Deal Faces Delays, Creditors Wait

These ongoing legal challenges and adjournments pose significant risks. For JAL, prolonged uncertainty could hinder its path to becoming a viable entity, affecting its operational stability and the recovery prospects for its creditors, who hold over Rs 55,000 crore in debt. Vedanta's strong pursuit suggests it believes JAL's assets are undervalued, meaning Adani's acquisition might not fully capture their potential. Additionally, a Supreme Court directive requires NCLAT sanction for major policy decisions by JAL's monitoring committee, adding oversight. Despite Adani securing 89% of creditor votes, the NCLAT's final decision is crucial. The case highlights issues within India's insolvency framework regarding bidding transparency.

Analyst Views Mixed as Deal Hangs in Balance

Analyst sentiment on Vedanta (VEDL) is mixed, with some recommending 'Strong Buy' near Rs 828, while MarketsMojo held a 'Hold' rating as of March 2026, citing fair valuation.

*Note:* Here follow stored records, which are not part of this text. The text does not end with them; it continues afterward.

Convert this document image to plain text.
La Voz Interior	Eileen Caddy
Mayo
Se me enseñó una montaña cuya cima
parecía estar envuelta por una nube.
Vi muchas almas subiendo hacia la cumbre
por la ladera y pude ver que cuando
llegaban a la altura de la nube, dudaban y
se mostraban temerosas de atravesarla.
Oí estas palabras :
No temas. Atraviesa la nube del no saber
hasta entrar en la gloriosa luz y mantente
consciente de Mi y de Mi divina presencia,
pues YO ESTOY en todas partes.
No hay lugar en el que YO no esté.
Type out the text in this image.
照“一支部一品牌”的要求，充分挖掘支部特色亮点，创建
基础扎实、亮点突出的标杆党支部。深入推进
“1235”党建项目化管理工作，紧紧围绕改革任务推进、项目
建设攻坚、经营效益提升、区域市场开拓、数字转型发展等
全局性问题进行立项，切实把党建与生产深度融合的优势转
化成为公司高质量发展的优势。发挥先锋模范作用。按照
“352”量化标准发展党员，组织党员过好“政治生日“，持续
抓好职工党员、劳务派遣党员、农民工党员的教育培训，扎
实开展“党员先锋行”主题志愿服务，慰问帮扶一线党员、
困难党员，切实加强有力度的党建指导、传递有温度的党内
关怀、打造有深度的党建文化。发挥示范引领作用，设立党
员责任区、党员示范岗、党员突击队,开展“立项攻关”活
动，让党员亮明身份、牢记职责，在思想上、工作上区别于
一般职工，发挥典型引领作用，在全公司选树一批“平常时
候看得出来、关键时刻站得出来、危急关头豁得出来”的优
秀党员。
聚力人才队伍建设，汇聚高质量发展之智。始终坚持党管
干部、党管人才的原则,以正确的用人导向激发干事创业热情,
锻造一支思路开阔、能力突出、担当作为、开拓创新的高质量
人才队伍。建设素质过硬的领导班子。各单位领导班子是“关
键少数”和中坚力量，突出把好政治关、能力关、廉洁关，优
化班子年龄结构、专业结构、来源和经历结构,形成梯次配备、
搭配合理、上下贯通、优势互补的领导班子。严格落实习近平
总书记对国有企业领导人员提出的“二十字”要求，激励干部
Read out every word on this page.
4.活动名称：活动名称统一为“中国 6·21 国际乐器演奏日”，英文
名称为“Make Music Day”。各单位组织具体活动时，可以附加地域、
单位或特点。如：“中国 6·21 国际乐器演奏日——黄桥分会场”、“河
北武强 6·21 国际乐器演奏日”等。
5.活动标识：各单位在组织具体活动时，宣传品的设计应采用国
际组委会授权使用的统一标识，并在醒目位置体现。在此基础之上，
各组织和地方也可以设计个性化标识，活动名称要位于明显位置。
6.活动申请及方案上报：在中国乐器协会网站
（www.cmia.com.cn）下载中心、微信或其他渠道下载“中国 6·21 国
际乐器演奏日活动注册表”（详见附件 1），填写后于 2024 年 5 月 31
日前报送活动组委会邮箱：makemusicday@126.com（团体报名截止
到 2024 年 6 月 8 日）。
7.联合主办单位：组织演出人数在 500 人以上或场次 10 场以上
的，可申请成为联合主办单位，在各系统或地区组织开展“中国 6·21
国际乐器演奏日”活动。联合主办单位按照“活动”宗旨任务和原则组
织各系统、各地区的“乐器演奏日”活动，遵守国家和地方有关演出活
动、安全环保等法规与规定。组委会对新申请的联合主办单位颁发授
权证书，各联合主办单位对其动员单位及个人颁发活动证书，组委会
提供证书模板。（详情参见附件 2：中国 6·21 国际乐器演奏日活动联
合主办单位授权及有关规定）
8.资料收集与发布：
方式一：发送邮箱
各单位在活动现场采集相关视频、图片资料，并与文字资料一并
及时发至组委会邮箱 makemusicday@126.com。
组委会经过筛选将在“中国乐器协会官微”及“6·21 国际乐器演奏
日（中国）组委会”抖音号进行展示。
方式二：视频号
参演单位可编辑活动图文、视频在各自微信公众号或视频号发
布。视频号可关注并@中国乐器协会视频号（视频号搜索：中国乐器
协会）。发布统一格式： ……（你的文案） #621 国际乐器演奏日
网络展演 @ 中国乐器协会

Univest offered a neutral recommendation around Rs 480-550. Adani Enterprises (ADANIENT) is seen by some as undervalued with a GF Value of ₹2,257.58, though its P/E ratio shows volatility (16.54x to 25.3x). The upcoming NCLAT hearing is critical. A win for Vedanta could reopen bidding, while an Adani victory would finalize the deal. Adani's shares have seen volatility from unrelated regulatory issues. JAL faces delisting, and its existing shareholders will receive no return due to insufficient liquidation value to cover even secured creditors.